Em Inferno, no entanto, uma seqüência fornece um modelo rigoroso da forma como este procede. Incomodado com a proliferação de gatos em sua loja, o antiquário Kazanian decide uma noite afogar em um lago da cidade alguns gatos que conseguira capturar. A sequência se abre com três planos compostos segundo um mesmo princípio simétrico. Uma linha de horizonte ( uma ponte, bosques) cinde o quadro em duas partes iguais: no alto, uma visão “cartão postal” de buildings nova iorquinos , depois a de um vendedor ambulante embaixo, seu reflexo num lago circundado por vegetação. Imagens de um mundo indissociável de sua dimensão muda e ativa, de sua dobra, em suma. Pois a linha der contato separa menos as duas partes do quadro do que as coloca em relação: entre o moderno e o arcaico, entre o sólido e o líquido, entre o macrocosmo ( a lua) e o microcosmo ( o lago e os ratos), entre a realidade e sua imagem, algo vai circular em segredo, e segundo um processo indiferente às leis da lógica e da causalidade. A composição bipartida do plano ilustra um dos princípios matriciais do cinema de Argento, que estabelece contrastes com o propósito de experimentar a síntese ( figurativa, plástica, cinematográfica), que imagina novas figuras a partir de elementos a priori antitéticos. Uma vez que a configuração da sequência foi estabelecida- dois motivos de quadros que se opõem e se respondem-, uma série de planos precisa a natureza de sua relação: a água dos esgotos da cidade que deságua no lago designa uma dinâmica de troca ( de um termo a outro), enquanto os ratos, símbolos límpidos do contágio, a precisam. A partir daí, cada evento que advenha em uma das metades do quadro vai se atualizar, por contágio, em outra. Paralelamente à morte de Kazanian ( este cai no lago, é devorado pelos ratos, depois assassinado por um vendedor ambulante apercebido no começo da seqüência), uma outra série de planos mostra a progressão de um eclipse lunar, como se este signo de mau agouro se atualizasse na parte inferior do quadro ( lembremos aqui que para Paracelso a lua envenena a água na qual se reflete).

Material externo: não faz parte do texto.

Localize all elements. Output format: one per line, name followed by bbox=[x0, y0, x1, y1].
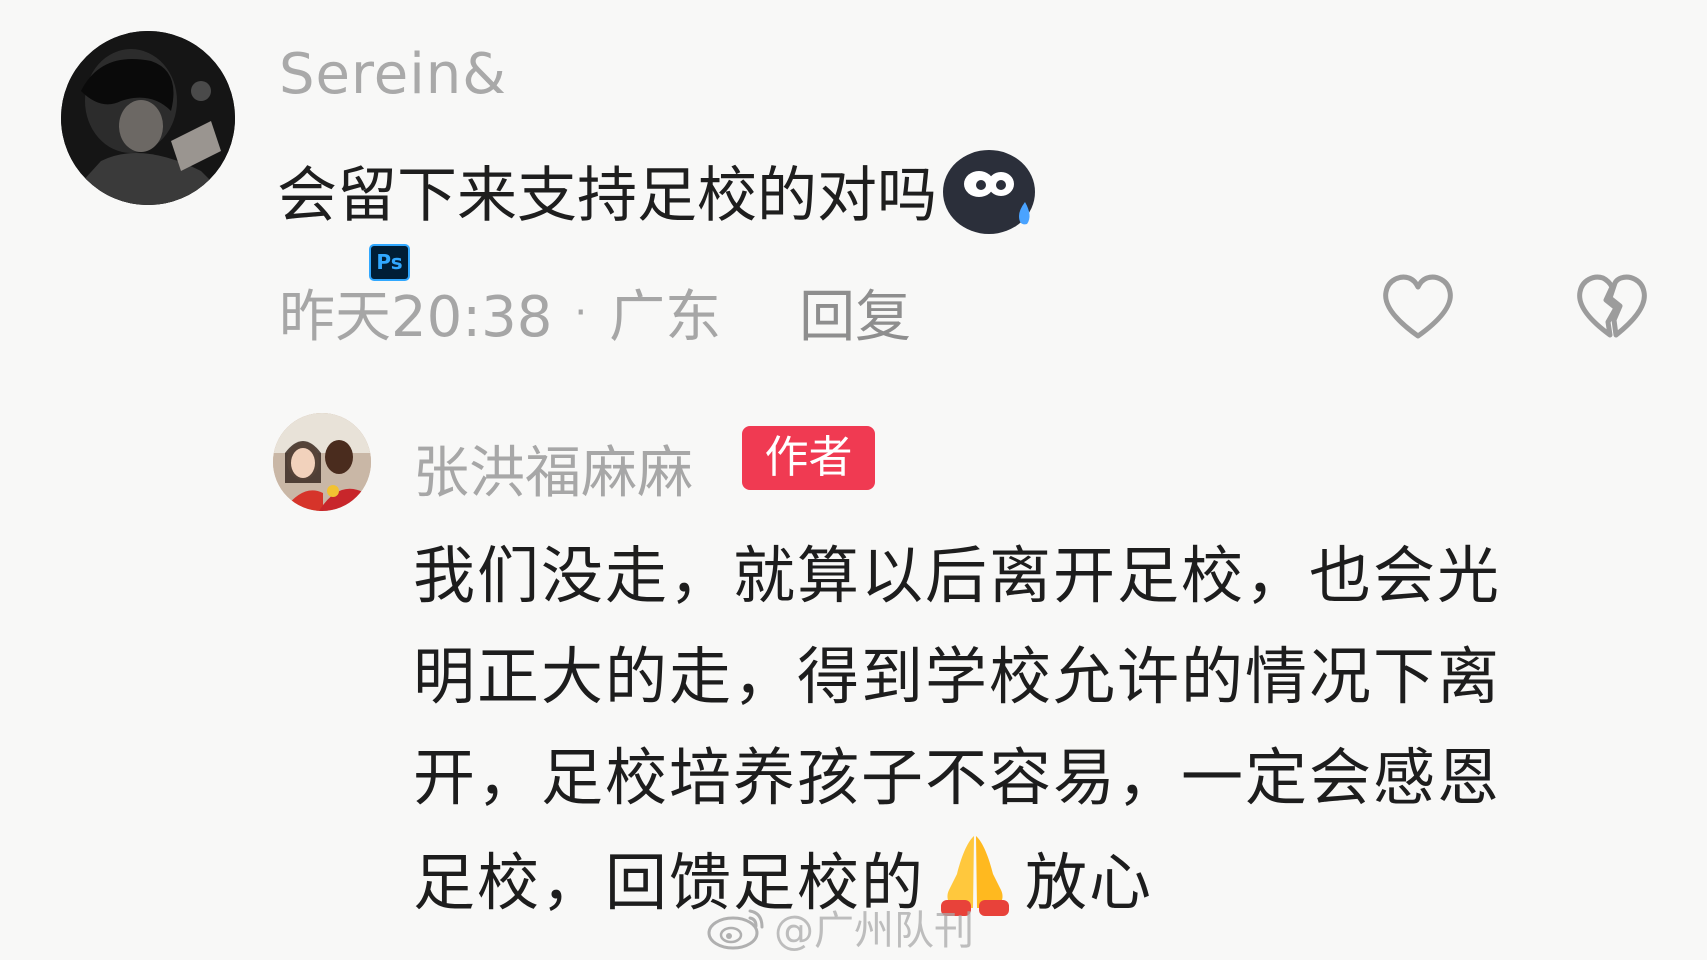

Assistimos então a uma montagem que estabelece entre planos ou elementos do quadro correspondências inéditas ( o afogamento dos gatos desencadeia a morte do astro, que se “realiza” através da morte do personagem). O equilíbrio entre o mundo e sua dobra é rompido em proveito de uma nova lógica, fundada sobre princípios alquímicos, próximos do pesadelo: a indistinção do macrocosmo ( os ciclos lunares e a influência cósmica) e do microcosmo, do corpo e do espírito, da causa e do efeito. O lago, enfim, cheio das sevícias inflingidas por Kazanian aos gatos da cidade, condensa uma energia negativa que se transforma em ação assassina. Este exemplo ilustra também o status particular desta seqüência no cinema de Argento: única por possuir seu próprio modo de funcionamento, a ponto de constituir às vezes um pequeno filme autônomo dotado de uma estrutura a ser decifrada; e um esquema cuja lógica tem de ser respeitada, na medida em que a seqüência também se integra a um conjunto, o filme. A arte do desvio é o fruto deste paradoxo: um desejo constante de escapar do continuum fílmico e o dever, apesar disso, de se relacionar a este ( de s’y raccorder).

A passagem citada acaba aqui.